Namun Dirga yang tengah duduk semeja dengan Ian, justru terlihat sebaliknya. "Kasihan banget si Luna," katanya.

"Kasihan kenapa?" tanya Gibran.

"Kasihan dia bakal tekanan batin lagi, ngehadepin lo yang selalu ramah ke semua cewek."

Tak terima dengan ucapan Ketuanya ini, Gibran pun membalas. "Enak aja, gue udah insyaf ya! Mulai hari ini gue gak akan ramah lagi ke cewek lain kecuali sama my lovely Luna aja!" katanya yakin.

"Tapi gue gak yakin lo bisa," timpal Leon. Dia terlihat bersandar di tembok, dengan memeluk nampan kosong yang ia gunakan untuk mengantar pesanan tadi.

"Ada temennya mau berubah itu jangan diremehin kek!
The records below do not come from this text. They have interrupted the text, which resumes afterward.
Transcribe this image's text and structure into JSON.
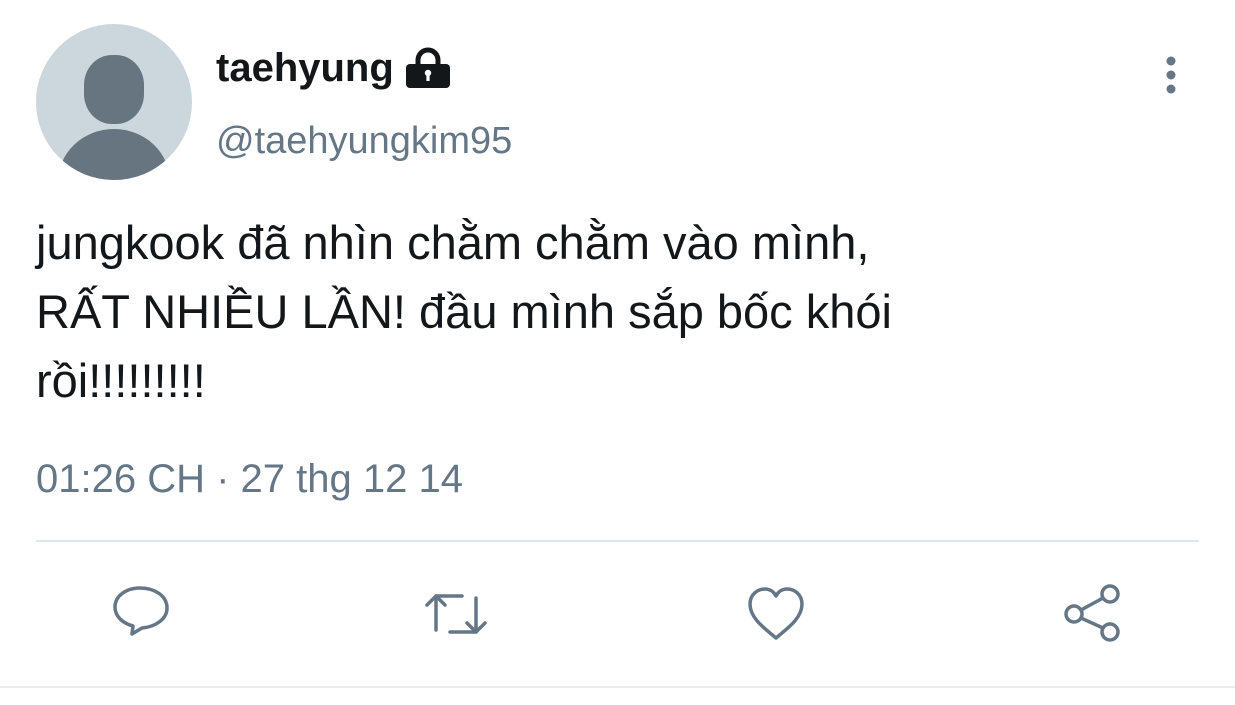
{
  "user": {
    "display_name": "taehyung",
    "handle": "@taehyungkim95",
    "protected_icon": "lock-icon",
    "avatar": "default-avatar"
  },
  "tweet": {
    "text": "jungkook đã nhìn chằm chằm vào mình,\nRẤT NHIỀU LẦN! đầu mình sắp bốc khói\nrồi!!!!!!!!!",
    "timestamp": "01:26 CH · 27 thg 12 14"
  },
  "actions": {
    "reply_icon": "reply-icon",
    "retweet_icon": "retweet-icon",
    "like_icon": "heart-icon",
    "share_icon": "share-icon",
    "more_icon": "more-vertical-icon"
  },
  "colors": {
    "text_primary": "#14171a",
    "text_secondary": "#657786",
    "avatar_bg": "#ccd6dd",
    "avatar_fg": "#66757f",
    "divider": "#e1e8ed"
  }
}
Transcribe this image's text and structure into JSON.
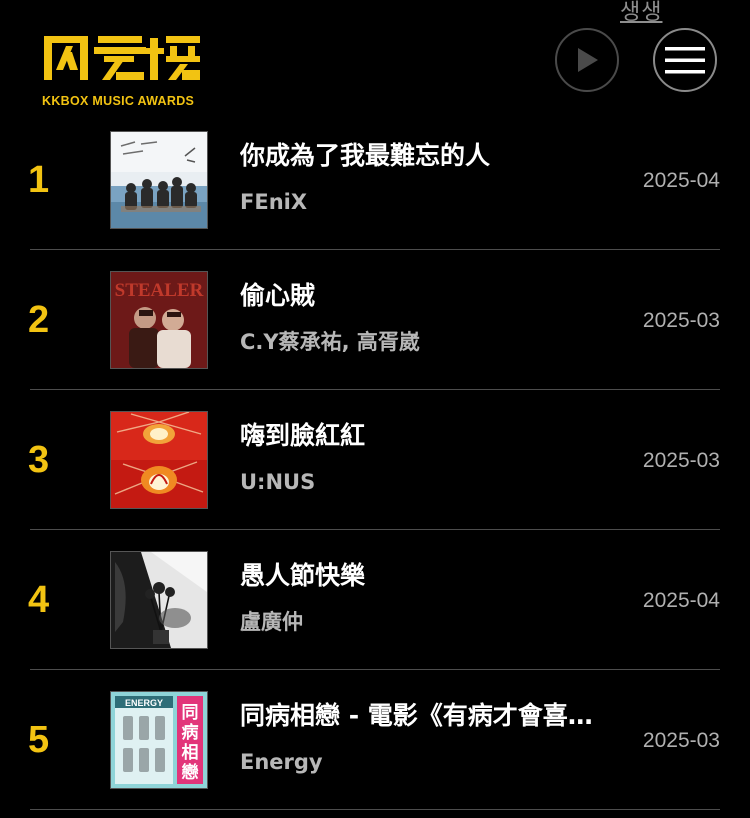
{
  "top_link": "생생",
  "logo": {
    "mark": "风云榜",
    "subtitle": "KKBOX MUSIC AWARDS"
  },
  "header": {
    "play_icon": "play-icon",
    "menu_icon": "menu-icon"
  },
  "colors": {
    "accent": "#f2c312",
    "background": "#000000",
    "artist_text": "#b7b7b7",
    "divider": "#4d4d4d"
  },
  "songs": [
    {
      "rank": "1",
      "title": "你成為了我最難忘的人",
      "artist": "FEniX",
      "date": "2025-04"
    },
    {
      "rank": "2",
      "title": "偷心賊",
      "artist": "C.Y蔡承祐, 高胥崴",
      "date": "2025-03"
    },
    {
      "rank": "3",
      "title": "嗨到臉紅紅",
      "artist": "U:NUS",
      "date": "2025-03"
    },
    {
      "rank": "4",
      "title": "愚人節快樂",
      "artist": "盧廣仲",
      "date": "2025-04"
    },
    {
      "rank": "5",
      "title": "同病相戀 - 電影《有病才會喜歡你》主題曲",
      "artist": "Energy",
      "date": "2025-03"
    }
  ],
  "covers": {
    "cover_2_text": "STEALER",
    "cover_5_text": "ENERGY",
    "cover_5_side": "同病相戀"
  }
}
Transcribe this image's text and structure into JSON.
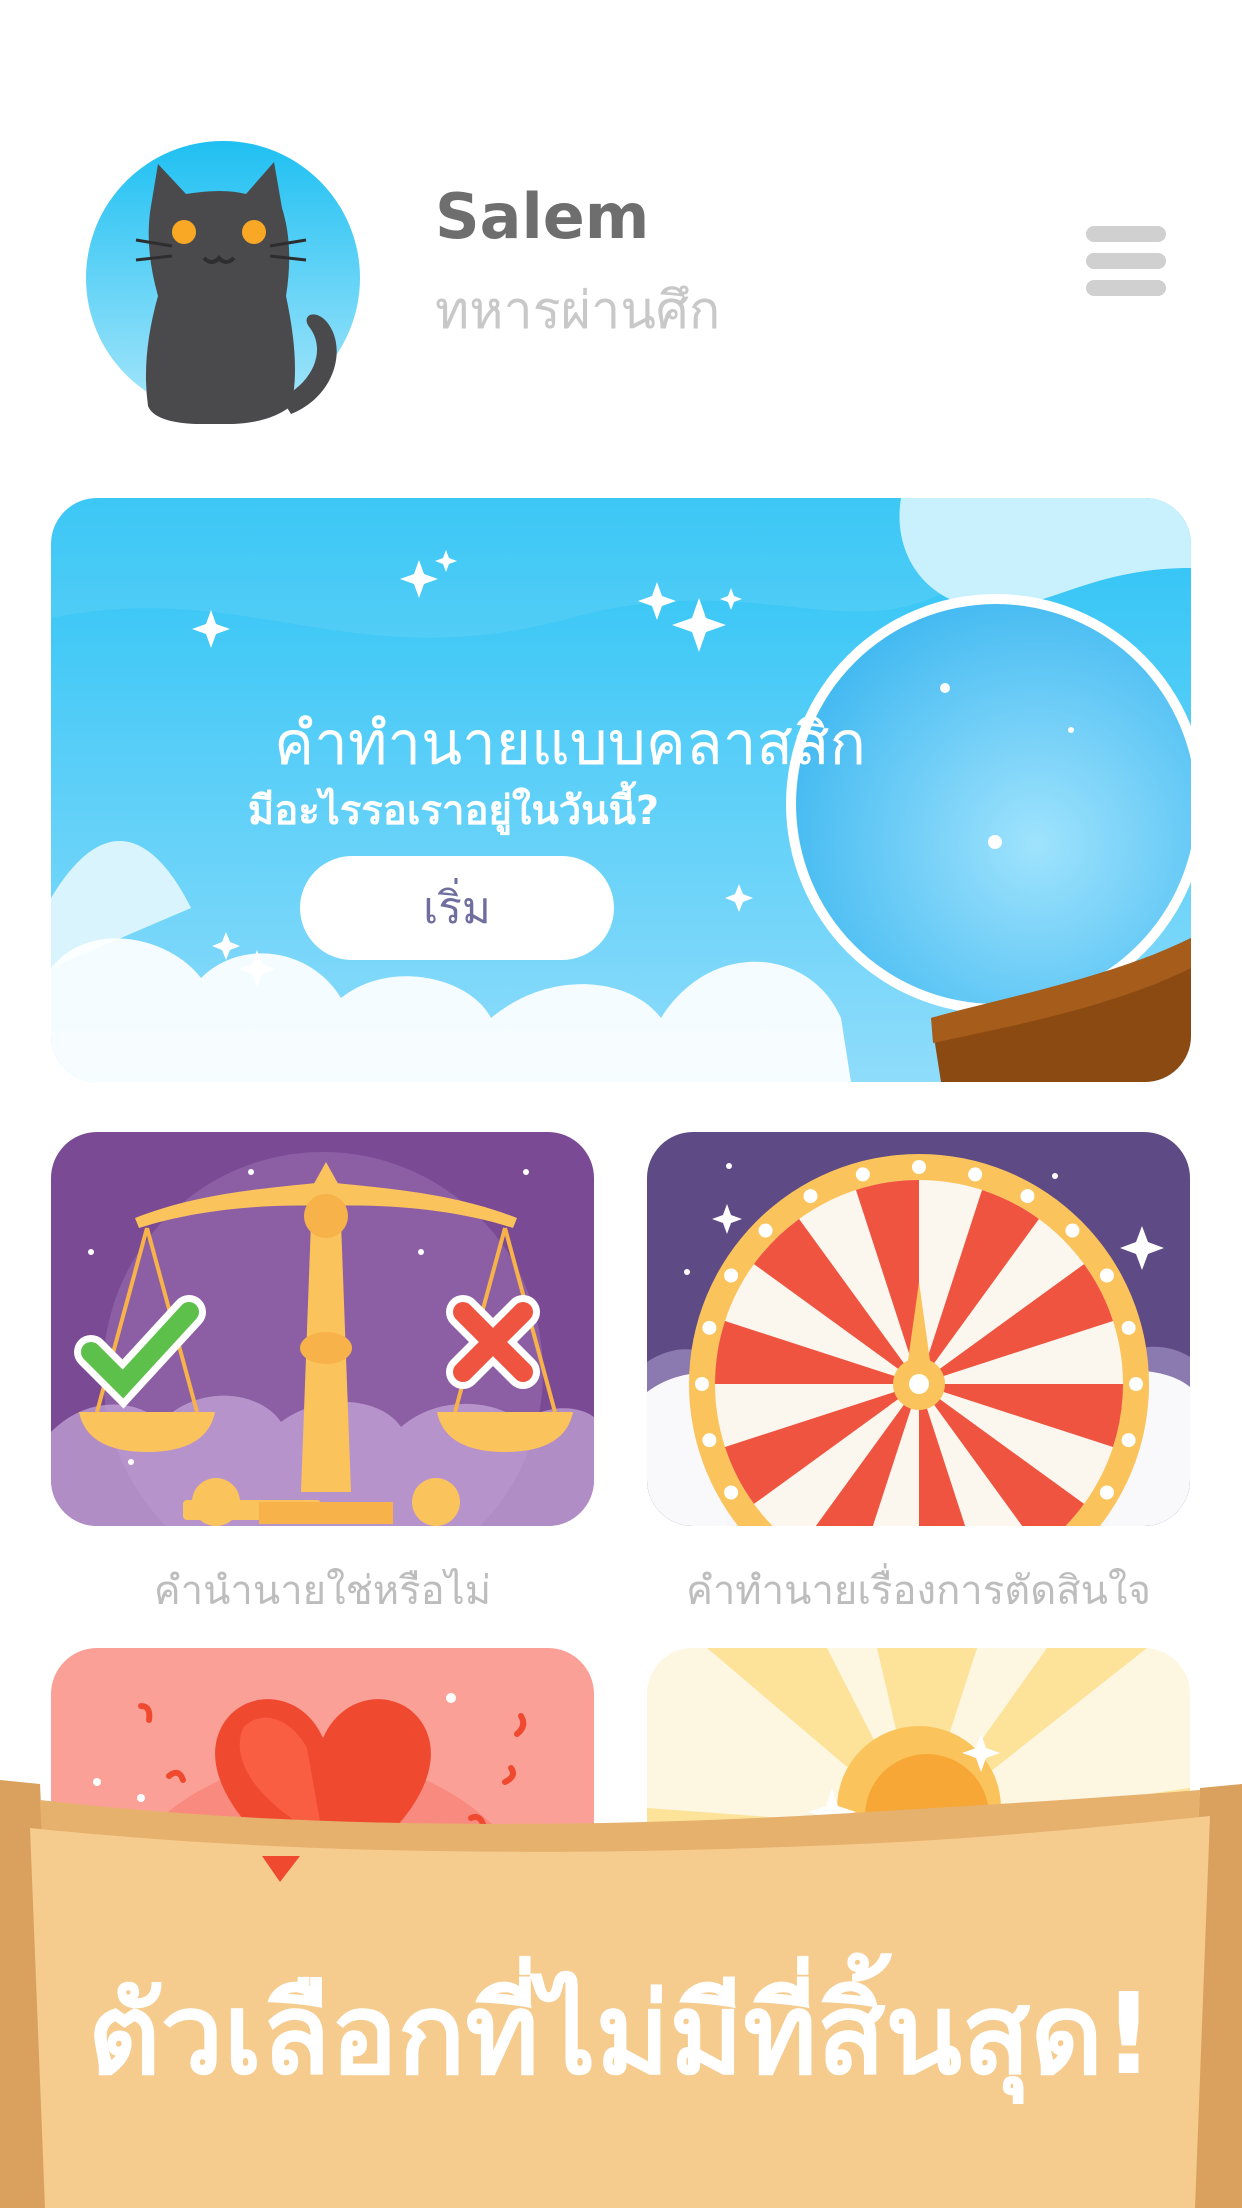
{
  "header": {
    "user_name": "Salem",
    "user_subtitle": "ทหารผ่านศึก",
    "avatar_icon": "black-cat-icon",
    "menu_icon": "hamburger-menu-icon"
  },
  "classic_card": {
    "title": "คำทำนายแบบคลาสสิก",
    "subtitle": "มีอะไรรอเราอยู่ในวันนี้?",
    "start_label": "เริ่ม",
    "icon": "crystal-ball-icon"
  },
  "cards": [
    {
      "label": "คำนำนายใช่หรือไม่",
      "icon": "scales-icon"
    },
    {
      "label": "คำทำนายเรื่องการตัดสินใจ",
      "icon": "fortune-wheel-icon"
    },
    {
      "label": "",
      "icon": "heart-icon"
    },
    {
      "label": "",
      "icon": "sun-icon"
    }
  ],
  "promo": {
    "text": "ตัวเลือกที่ไม่มีที่สิ้นสุด!"
  },
  "colors": {
    "sky": "#4dc6f2",
    "purple": "#7b4a94",
    "wheel_red": "#ef5440",
    "gold": "#fbc35c",
    "promo_paper": "#f6cb8e"
  }
}
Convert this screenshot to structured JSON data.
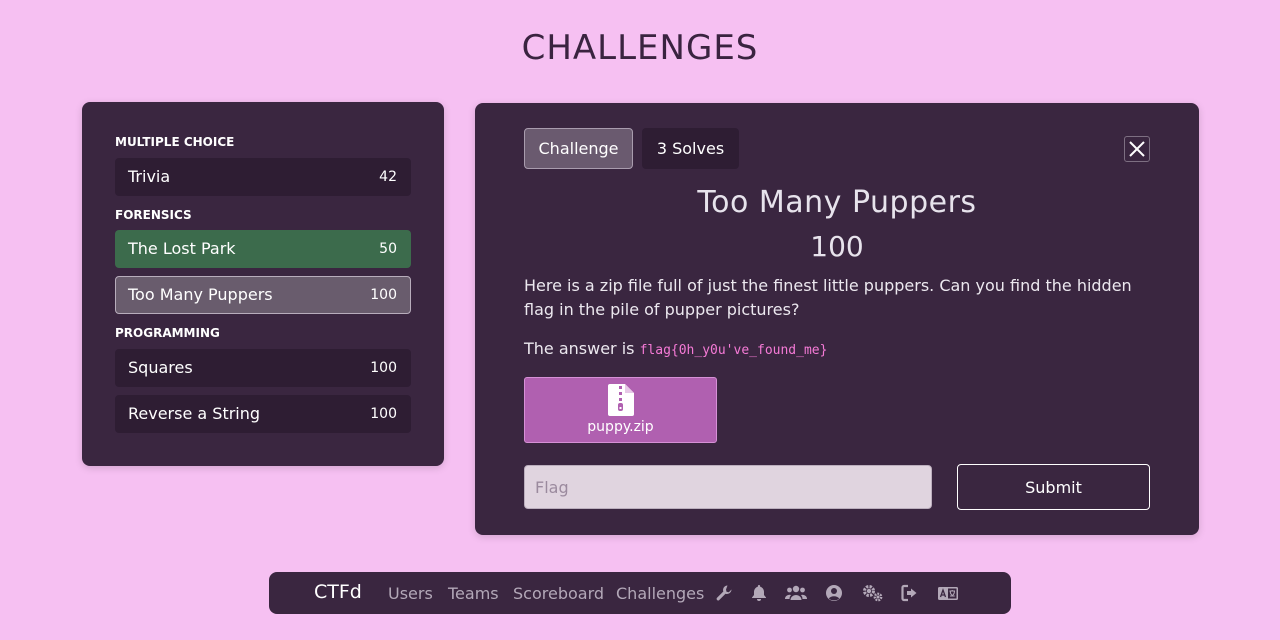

Harusnya kalian itu dukung gue!" kata Gibran jengkel.

Sementara itu Adam yang duduk di meja lain pun menyahut. "Gak apa-apa Bran meski dua orang ini gak yakin sama lo, tapi gue yakin kok sama lo. Apa lagi kalau lo traktir, beh tambah yakin banget gue!"

Kalimat hiburan sekaligus kode dari Adam ini, langsung ditimpali oleh Ian dengan semangat. "Bener tuh! Kebetulan banget nih, sekarang lagi di jam-jam gawat perut keroncongan. Traktir Mcd oke lah!"

Gibran menggelengkan kepalanya sambil berdecak. "Dosa apa gue punya temen kayak kalian! Itu dua orang jenius ngeremehin gue, ini dua orang kampret malah minta traktir. Bahkan gue belum duduk loh ini!"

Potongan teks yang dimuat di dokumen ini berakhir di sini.